Neighborhood electric vehicles (NEVs), also known as low-speed electric vehicles, were one of the original "electric vehicle" categories and have been on the market for a number of years. NEVs are street legal with a top speed of 25 miles per hour. Originally conceived as a way to fulfill the California Air Resources Board zero emissions requirements in the late 1990s, the vehicles have found a niche with fleets that can use inexpensive vehicles on public roads, and consumers who live in communities that often have designated paths and parking for the vehicles.
According to a new report from Pike Research, the total number of NEVs on the world's roadways will grow from 479,000 in 2011 to 695,000 by 2017, a 45% increase. During that period, the cleantech market intelligence firm forecasts that annual NEV sales will rise from 37,000 vehicles to nearly 55,000 units by 2017, and North America will account for 45% of annual sales.
"Neighborhood electric vehicles are proof that EVs will take many forms in different parts of the world," says senior analyst Dave Hurst. "And while moderate in terms of sales volumes compared to other emerging vehicle markets, the growth rate for NEVs will double that of the total light duty vehicle market during the same period."
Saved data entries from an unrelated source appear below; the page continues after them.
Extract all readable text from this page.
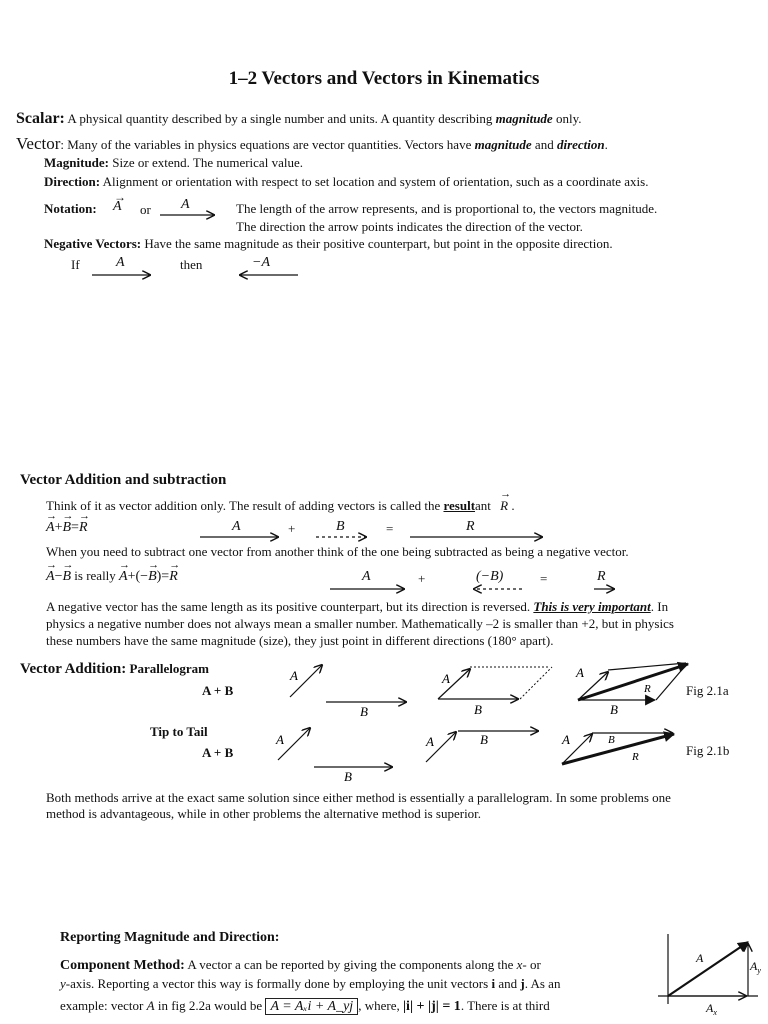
1–2 Vectors and Vectors in Kinematics
Scalar: A physical quantity described by a single number and units. A quantity describing magnitude only.
Vector: Many of the variables in physics equations are vector quantities. Vectors have magnitude and direction.
Magnitude: Size or extend. The numerical value.
Direction: Alignment or orientation with respect to set location and system of orientation, such as a coordinate axis.
Notation:
→
A or A	The length of the arrow represents, and is proportional to, the vectors magnitude.
The direction the arrow points indicates the direction of the vector.
Negative Vectors: Have the same magnitude as their positive counterpart, but point in the opposite direction.
If	A	then	−A
Vector Addition and subtraction
Think of it as vector addition only. The result of adding vectors is called the resultant
→
R .
→
A+
→
B=
→
R	A	+	B	=	R
When you need to subtract one vector from another think of the one being subtracted as being a negative vector.
→
A−
→
B is really
→
A+(−
→
B)=
→
R	A	+	(−B)	=	R
A negative vector has the same length as its positive counterpart, but its direction is reversed. This is very important. In
physics a negative number does not always mean a smaller number. Mathematically –2 is smaller than +2, but in physics
these numbers have the same magnitude (size), they just point in different directions (180° apart).
Vector Addition: Parallelogram
A + B
A
B
A
B
A
B
R	Fig 2.1a
Tip to Tail
A + B
A
B
A	B	A	B
R	Fig 2.1b
Both methods arrive at the exact same solution since either method is essentially a parallelogram. In some problems one
method is advantageous, while in other problems the alternative method is superior.
Reporting Magnitude and Direction:
Component Method: A vector a can be reported by giving the components along the x- or
y-axis. Reporting a vector this way is formally done by employing the unit vectors i and j. As an
example: vector A in fig 2.2a would be A = Aₓi + A_yj , where, |i| + |j| = 1. There is at third
A
$A_y$
$A_x$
Hurst adds that NEVs remain competitive and relevant in today's market by utilizing lead acid battery technology, allowing them to compete at less than half the cost of light duty electric vehicles. At $100 to $200 per kilowatt hour (kWh), these lead acid batteries are the most inexpensive batteries available. Batteries used in NEVs include flooded, gelled, and absorbed glass mat (AGM) lead acid batteries.